Gli scontri iniziano all’alba del 14 gennaio. Il generale Joubert riesce a sfondare le linee. Il fronte austriaco, senza cannoni, è spezzato in due. I combattimenti proseguono anche il giorno dopo. Un colpo dell’artiglieria francese fa saltare in aria due carri di munizioni seminando il panico tra gli austriaci, la cavalleria del generale Lasalle spazza via i fanti in fuga. Alvinczy perde quasi 15 mila uomini tra morti, feriti e prigionieri. Napoleone ha stravinto. Ha umiliato il nemico.

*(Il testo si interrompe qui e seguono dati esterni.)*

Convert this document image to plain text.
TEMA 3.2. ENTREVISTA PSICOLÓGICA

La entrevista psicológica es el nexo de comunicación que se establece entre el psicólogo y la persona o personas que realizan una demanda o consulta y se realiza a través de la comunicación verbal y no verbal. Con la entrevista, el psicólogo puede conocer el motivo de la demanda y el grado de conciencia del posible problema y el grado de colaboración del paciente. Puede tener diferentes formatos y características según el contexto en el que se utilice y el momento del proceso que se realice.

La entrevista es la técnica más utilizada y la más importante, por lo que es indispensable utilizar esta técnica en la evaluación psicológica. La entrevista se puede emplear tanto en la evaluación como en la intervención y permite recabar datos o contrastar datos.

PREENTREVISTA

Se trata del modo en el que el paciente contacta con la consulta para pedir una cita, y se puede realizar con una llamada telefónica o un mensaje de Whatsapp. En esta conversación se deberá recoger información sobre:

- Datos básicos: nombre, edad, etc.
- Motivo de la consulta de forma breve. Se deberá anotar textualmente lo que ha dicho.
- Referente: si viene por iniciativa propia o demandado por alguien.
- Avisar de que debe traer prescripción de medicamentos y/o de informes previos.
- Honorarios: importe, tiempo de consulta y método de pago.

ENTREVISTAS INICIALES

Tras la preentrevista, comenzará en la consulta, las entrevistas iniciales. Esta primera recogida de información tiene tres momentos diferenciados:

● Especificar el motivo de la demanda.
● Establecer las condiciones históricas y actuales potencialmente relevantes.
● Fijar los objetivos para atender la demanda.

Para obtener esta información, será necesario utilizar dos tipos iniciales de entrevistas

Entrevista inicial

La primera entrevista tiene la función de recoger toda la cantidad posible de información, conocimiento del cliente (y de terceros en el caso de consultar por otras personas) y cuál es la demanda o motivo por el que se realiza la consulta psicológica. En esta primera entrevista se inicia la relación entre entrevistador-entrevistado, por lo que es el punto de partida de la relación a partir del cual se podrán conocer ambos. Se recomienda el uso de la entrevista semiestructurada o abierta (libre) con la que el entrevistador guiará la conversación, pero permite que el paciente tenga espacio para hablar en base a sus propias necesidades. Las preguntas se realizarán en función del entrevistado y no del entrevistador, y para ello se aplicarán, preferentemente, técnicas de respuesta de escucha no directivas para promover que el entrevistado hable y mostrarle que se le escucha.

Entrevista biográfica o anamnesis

La piana di fronte a Rivoli, quella dell’ultimo assalto francese, bagnata dal sangue, prenderà il nome di “Campo della morte”. «La conduzione della battaglia di Rivoli - scrive Rispoli -rappresenta al meglio l’approccio tattico di Bonaparte e coglie la sua straordinaria, forse innata, capacità di intuire da pochi indizi l’evoluzione futura degli eventi». Tant’è che viene ancora studiata nelle scuole militari e dagli eserciti di tutto il mondo: un caposaldo dell’arte del comando.

La fine di Venezia

Le conseguenze geopolitiche della battaglia di Rivoli sono impressionanti. Un domino che cambierà i confini dell’epoca, tracciati ancora col righello sulle carte topografiche dalle potenze vincitrici. Il 20 febbraio cade Mantova, l’ultimo baluardo austriaco. Il Direttorio ormai ha capito che il fronte vero è quello italiano. Napoleone punta deciso su Vienna: lui attraverso il Friuli. Il fedelissimo Joubert dal Tirolo, dove troverà la tenace resistenza degli Schützen in Val Passiria. L’Austria sconfitta tratta la resa che verrà ratificata dal Tratto di Campoformio, alle porte di Udine, il 17 ottobre 1797, firmato da Napoleone in persona. La Repubblica di Venezia non esiste più: la città dei Doge passa all’Arciducato d’Austria, insieme all'Istria e alla Dalmazia, cosa che delude e fa infuriare Foscolo. Alla Francia vanno tutte le isole Ionie. Foscolo non nasconderà la rabbia anche per il destino della sua Zante (insieme a Corfù e Cefalonia). Ma Napoleone ormai pensa in grande. Da tempo agisce di testa propria, ignorando spesso le indicazioni del Direttorio. Un’autonomia politicia e militare, che lo porterà nel 1804 a farsi incoronare imperatore nella cattedrale di Notre-Dame. Non è più il rivoluzionario di un tempo, ma un uomo solo al comando, accecato dal sogno imperiale. Condurrà i suoi uomini nella disastrosa campagna di Russia e poi a Waterloo.

A “imperituro” ricordo della vittoria di Rivoli e della gloria del generale di Ajaccio, nel 1806 sul campo di battaglia venne eretto un monumento alto venti metri, regolarmente fatto saltare dagli austriaci nel 1814 dopo la caduta del Regno d’Italia. I marmi vennero cinicamente utilizzati dai signori del posto per i pavimenti delle loro ville. La gloria, si sa, è un bene effimero. Oggi lì accanto passa l’A22. Da segnalare la bibliografia in calce al libro, e il riferimento alle opere che raffigurano Napoleone. “La nascita di un condottiero” porta insormontabilmente a volerne sapere di più. Cosa che riesce solo a un buon libro.